5 questions every KM salesman must be able to answer


They say that every customer really only ever has 5 questions, and every salesman must know the answer to these off by heart. Whether you are selling Knowledge Management or Vacuum Cleaners, if you don't know the answer, then you won't close the sale.

These are the questions;

What’s this?
What will it do for me?
What will it cost me?
Why should I buy your model?
What’s the next step?

Now lets look at them as they apply to KM, and the answers I usually give when selling to an in-house sceptic, such as a project manager or plant manager (NB the answers to a CEO or senior manager would be different).

What’s this? It's knowledge management. It's a new management discipline, along the lines of risk management or safety management, but focused on the value of company know-how. It's a systematic way of ensuring that all decisions are made in the light of "what the company knows", in order to deliver improved performance.

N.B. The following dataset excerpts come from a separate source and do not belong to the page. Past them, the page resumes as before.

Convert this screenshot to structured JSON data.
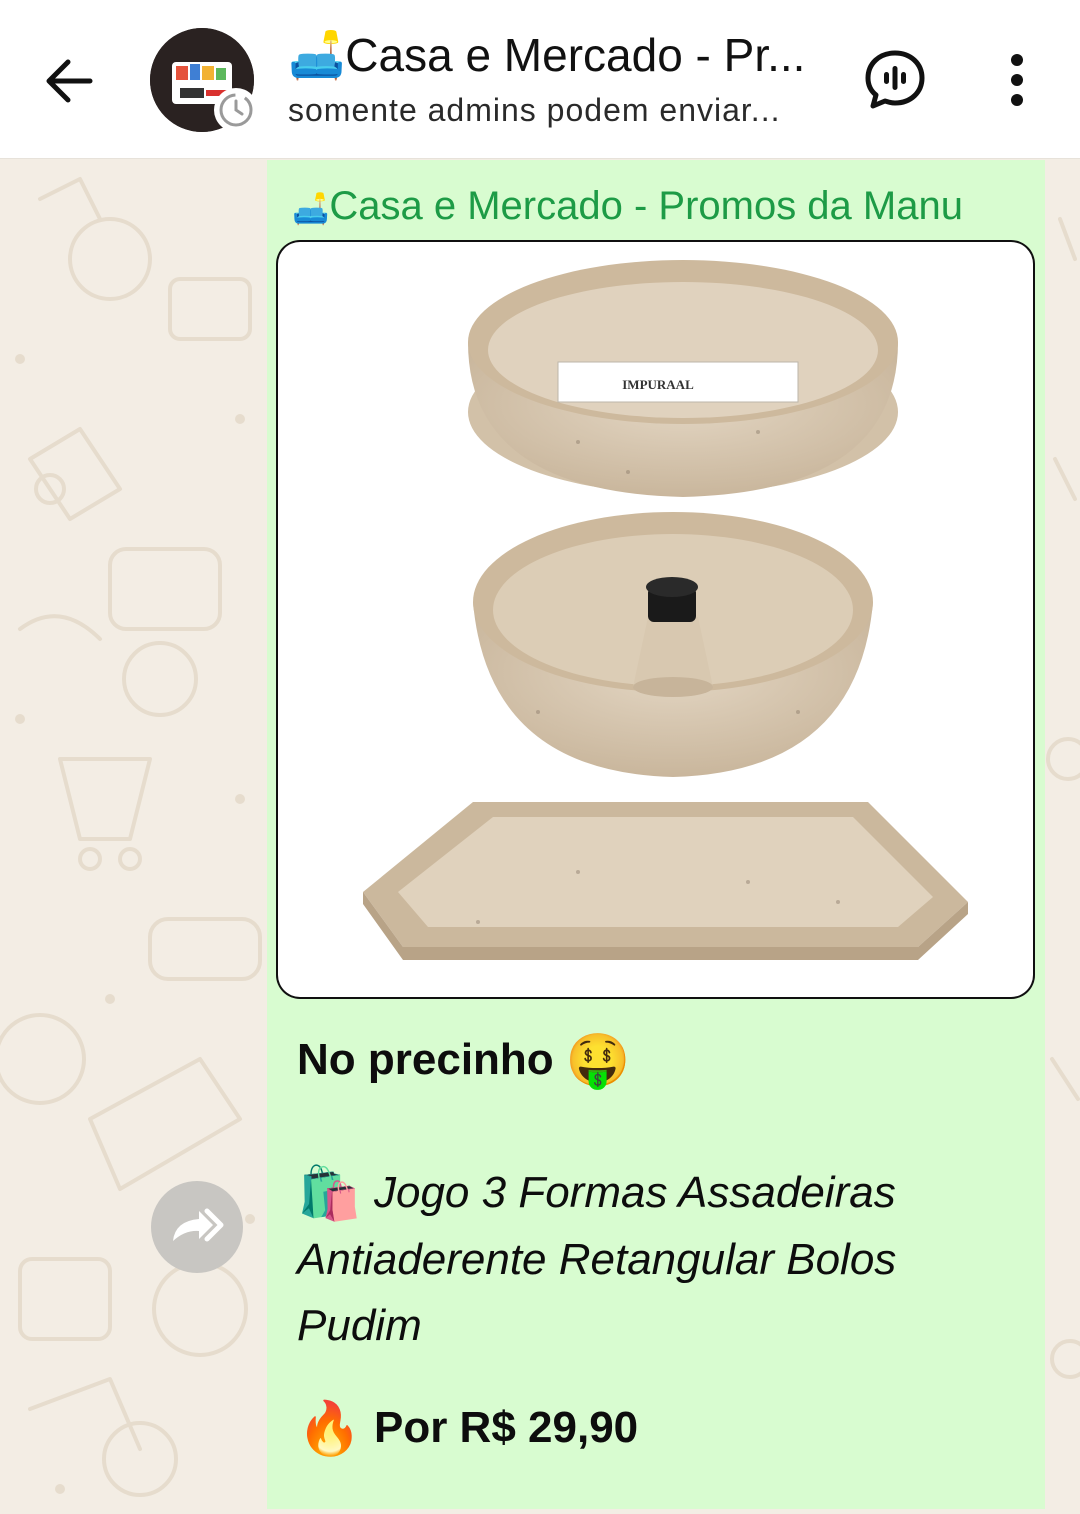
{
  "header": {
    "title": "🛋️Casa e Mercado - Pr...",
    "subtitle": "somente admins podem enviar..."
  },
  "message": {
    "sender_emoji": "🛋️",
    "sender_name": "Casa e Mercado - Promos da Manu",
    "headline": "No precinho",
    "headline_emoji": "🤑",
    "product_emoji": "🛍️",
    "product_text": "Jogo 3 Formas Assadeiras Antiaderente Retangular Bolos Pudim",
    "price_emoji": "🔥",
    "price_text": "Por R$ 29,90",
    "image_label": "IMPURAAL"
  },
  "colors": {
    "sender": "#1d9b46",
    "bubble": "#d8fcd0",
    "wallpaper": "#f3ede4",
    "pan": "#d8c8b2"
  }
}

What will it do for me? It will save you time in planning, by giving you access to knowledge you can trust; to good ideas, to practices worth repeating, and to documented pitfalls to avoid. It will save you the risk of repeating errors someone else has already made. It will help you bring your project in faster, better and cheaper, and will give you a way to feed your own discoveries and improvements back into the organisation. You will also be given the opportunity to join a community of practice - effectively a group of brains you can pick when you need instant help.

What will it cost me? It will cost you involvement in a few simple processes at key stages in your project - KM planning, peer assists, retrospects, after action reviews. These are quick and simple, and deliver value to you as well as to the project.

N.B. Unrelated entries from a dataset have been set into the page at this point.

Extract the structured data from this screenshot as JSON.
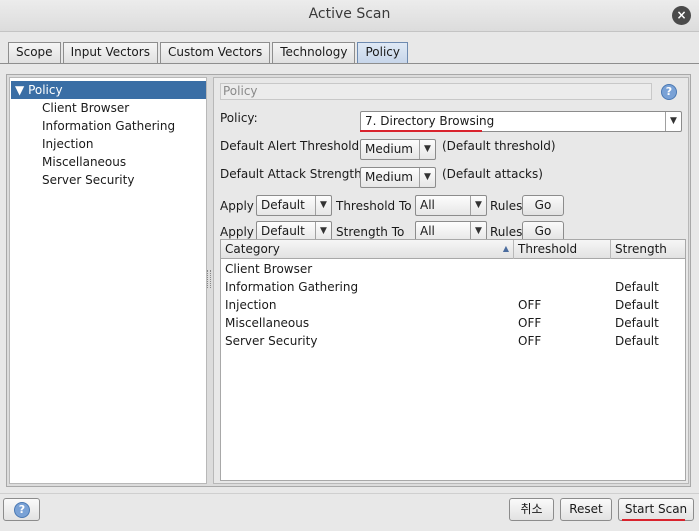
{
  "window": {
    "title": "Active Scan",
    "close_icon": "×"
  },
  "tabs": [
    {
      "label": "Scope"
    },
    {
      "label": "Input Vectors"
    },
    {
      "label": "Custom Vectors"
    },
    {
      "label": "Technology"
    },
    {
      "label": "Policy"
    }
  ],
  "tree": {
    "root": "Policy",
    "expander": "▼",
    "children": [
      "Client Browser",
      "Information Gathering",
      "Injection",
      "Miscellaneous",
      "Server Security"
    ]
  },
  "panel": {
    "header": "Policy",
    "help_icon": "?",
    "policy_label": "Policy:",
    "policy_value": "7. Directory Browsing",
    "alert_threshold_label": "Default Alert Threshold:",
    "alert_threshold_value": "Medium",
    "alert_threshold_hint": "(Default threshold)",
    "attack_strength_label": "Default Attack Strength:",
    "attack_strength_value": "Medium",
    "attack_strength_hint": "(Default attacks)",
    "apply_label": "Apply",
    "row1": {
      "apply_value": "Default",
      "to_label": "Threshold To",
      "to_value": "All",
      "rules_label": "Rules",
      "go_label": "Go"
    },
    "row2": {
      "apply_value": "Default",
      "to_label": "Strength To",
      "to_value": "All",
      "rules_label": "Rules",
      "go_label": "Go"
    },
    "dropdown_arrow": "▼"
  },
  "table": {
    "headers": {
      "category": "Category",
      "threshold": "Threshold",
      "strength": "Strength"
    },
    "sort_indicator": "▲",
    "rows": [
      {
        "category": "Client Browser",
        "threshold": "",
        "strength": ""
      },
      {
        "category": "Information Gathering",
        "threshold": "",
        "strength": "Default"
      },
      {
        "category": "Injection",
        "threshold": "OFF",
        "strength": "Default"
      },
      {
        "category": "Miscellaneous",
        "threshold": "OFF",
        "strength": "Default"
      },
      {
        "category": "Server Security",
        "threshold": "OFF",
        "strength": "Default"
      }
    ]
  },
  "footer": {
    "help_icon": "?",
    "cancel_label": "취소",
    "reset_label": "Reset",
    "start_label": "Start Scan"
  },
  "colors": {
    "accent_underline": "#d9232d",
    "selection": "#3a6ea5"
  }
}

Why should I buy your model? This model is proven in practice. It's simple, and it works, There are other models out there, which often focus primarily on deploying new software, or on content management, but you won't get the same value.

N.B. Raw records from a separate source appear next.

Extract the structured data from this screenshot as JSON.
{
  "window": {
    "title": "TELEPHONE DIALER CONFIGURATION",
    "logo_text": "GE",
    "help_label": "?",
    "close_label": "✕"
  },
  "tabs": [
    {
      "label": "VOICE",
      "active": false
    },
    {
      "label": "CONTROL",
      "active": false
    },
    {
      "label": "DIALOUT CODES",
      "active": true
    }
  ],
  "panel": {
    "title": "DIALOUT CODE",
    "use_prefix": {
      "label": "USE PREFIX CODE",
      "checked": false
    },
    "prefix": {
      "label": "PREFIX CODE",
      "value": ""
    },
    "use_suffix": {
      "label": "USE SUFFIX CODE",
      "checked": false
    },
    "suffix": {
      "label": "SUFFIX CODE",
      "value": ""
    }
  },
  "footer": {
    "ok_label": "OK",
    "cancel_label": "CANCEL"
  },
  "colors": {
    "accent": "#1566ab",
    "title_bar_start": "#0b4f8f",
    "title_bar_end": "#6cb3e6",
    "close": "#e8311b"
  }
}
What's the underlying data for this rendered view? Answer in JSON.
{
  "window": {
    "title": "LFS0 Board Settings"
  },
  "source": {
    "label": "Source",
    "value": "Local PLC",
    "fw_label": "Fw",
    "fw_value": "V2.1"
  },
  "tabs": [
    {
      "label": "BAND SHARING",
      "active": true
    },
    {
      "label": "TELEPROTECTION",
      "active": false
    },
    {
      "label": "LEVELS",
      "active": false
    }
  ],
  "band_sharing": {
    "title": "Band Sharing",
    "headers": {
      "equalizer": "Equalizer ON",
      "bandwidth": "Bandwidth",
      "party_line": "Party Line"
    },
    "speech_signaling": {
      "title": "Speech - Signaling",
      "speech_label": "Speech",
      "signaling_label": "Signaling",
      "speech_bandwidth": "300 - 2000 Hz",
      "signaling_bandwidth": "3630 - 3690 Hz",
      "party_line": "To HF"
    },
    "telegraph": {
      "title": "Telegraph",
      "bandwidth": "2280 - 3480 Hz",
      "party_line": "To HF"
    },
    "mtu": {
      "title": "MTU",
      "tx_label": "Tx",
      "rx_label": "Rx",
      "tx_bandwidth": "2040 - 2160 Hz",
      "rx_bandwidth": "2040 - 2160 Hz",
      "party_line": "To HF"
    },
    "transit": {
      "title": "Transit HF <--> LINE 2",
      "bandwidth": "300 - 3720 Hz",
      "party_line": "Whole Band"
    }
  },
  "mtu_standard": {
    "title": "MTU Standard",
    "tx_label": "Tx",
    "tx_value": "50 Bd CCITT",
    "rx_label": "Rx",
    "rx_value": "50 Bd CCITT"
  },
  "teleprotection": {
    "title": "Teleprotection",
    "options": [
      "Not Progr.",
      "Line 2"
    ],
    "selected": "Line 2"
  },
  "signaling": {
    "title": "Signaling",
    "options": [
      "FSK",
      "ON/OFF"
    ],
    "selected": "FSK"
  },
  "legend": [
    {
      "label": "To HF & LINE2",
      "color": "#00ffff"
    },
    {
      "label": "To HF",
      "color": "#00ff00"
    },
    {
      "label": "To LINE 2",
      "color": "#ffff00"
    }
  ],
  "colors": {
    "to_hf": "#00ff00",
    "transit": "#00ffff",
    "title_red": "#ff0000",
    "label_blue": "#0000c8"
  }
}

What’s the next step? The answer to this one depends on where you are on your KM implementation journey. You may invite the manager to a seminar. You may look for the opportunity to try a KM process such as an AAR or Peer Assist. You may ask him or her to join a CoP. You may even ask them to support a pilot of the whole KM system.

The key is to understand these questions, to understand that you have to answer them in order and that the customer won't move on to the next until you have answered him or her effectively, and to have good answers prepared for each question.